But there are no fractions, the world is an integer
Like us, and like us it can neither stand wholly apart nor disappear.
When one is young it seems like a very strange and safe place,
But now that I have changed it feels merely odd, cold
And full of interest.
          --John Ashbery, "A Wave"

Sometimes I sense that to put real confidence in my memory I have to get to the end of all rememberings. That seems to say that I forego remembering. And now that strikes me as an accurate description of what it is to have confidence in one's memory.
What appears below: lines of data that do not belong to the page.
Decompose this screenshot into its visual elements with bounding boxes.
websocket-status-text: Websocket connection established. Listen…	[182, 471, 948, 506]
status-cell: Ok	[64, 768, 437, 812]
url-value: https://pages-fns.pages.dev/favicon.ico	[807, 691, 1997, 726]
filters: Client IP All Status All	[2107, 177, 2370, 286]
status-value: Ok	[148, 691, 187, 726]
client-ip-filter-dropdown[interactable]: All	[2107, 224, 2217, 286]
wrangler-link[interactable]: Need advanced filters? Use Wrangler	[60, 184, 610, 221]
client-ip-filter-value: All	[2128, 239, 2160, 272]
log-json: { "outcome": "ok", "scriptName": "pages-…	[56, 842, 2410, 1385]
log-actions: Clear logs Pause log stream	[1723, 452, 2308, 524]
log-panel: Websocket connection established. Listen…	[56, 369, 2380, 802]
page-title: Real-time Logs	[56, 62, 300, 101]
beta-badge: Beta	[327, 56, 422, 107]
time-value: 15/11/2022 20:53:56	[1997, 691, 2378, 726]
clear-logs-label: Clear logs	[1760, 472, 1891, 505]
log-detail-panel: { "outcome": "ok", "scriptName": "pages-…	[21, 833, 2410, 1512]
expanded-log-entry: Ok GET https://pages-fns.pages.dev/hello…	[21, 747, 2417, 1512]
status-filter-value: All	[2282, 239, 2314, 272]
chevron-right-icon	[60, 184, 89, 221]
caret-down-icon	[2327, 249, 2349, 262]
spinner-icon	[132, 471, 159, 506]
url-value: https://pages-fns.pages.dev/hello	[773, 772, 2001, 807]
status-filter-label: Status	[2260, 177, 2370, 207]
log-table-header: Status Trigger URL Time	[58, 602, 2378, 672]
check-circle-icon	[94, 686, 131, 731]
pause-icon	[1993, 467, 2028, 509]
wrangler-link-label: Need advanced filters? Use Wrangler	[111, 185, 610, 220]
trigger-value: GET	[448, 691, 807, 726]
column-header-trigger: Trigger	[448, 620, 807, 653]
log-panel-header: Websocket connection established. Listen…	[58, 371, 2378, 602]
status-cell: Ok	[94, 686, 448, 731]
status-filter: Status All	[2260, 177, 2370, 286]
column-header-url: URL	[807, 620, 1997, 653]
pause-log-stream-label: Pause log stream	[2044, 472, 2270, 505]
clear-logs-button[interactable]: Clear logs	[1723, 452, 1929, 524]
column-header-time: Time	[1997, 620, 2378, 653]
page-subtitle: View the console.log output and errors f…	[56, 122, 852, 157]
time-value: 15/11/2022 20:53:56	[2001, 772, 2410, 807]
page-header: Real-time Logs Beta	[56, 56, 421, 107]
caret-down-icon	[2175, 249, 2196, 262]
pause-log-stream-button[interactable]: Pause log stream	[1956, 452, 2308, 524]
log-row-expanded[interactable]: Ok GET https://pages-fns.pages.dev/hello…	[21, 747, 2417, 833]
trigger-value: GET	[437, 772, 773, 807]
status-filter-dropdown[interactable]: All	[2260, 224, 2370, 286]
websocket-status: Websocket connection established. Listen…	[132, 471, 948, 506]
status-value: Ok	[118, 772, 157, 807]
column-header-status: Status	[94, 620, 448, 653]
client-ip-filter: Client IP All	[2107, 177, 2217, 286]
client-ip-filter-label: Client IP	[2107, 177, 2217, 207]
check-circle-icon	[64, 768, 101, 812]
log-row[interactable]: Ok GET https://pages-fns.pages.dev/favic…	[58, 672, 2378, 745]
          --Stanley Cavell, The Claim of Reason


Tuesday, May 19, 2009
I remember playing on the Moshav with the Moshav kids. Because these memories are visceral rather than visual, I can't easily describe this; outside. Dry sun on dry blond dirt. Running up and down scrabbly hills. The smell of heat, but also the variegation of sun and shadow as it falls on your back and of speed and breath as we ran, found a hiding place, squeezed and stilled into it, ran again. There were teams, so alliances, secrets, the pleasure of coordination, instant kinship. The memory/ies are conflated: I am four. I am nine. I am a stranger, accepted. I am there with Miri, my friend to be from the Old City. The place is full of siblings and purity, yearning, sweet & genuine spirit, and song. I wonder if we got our Shabbos clothes dirty.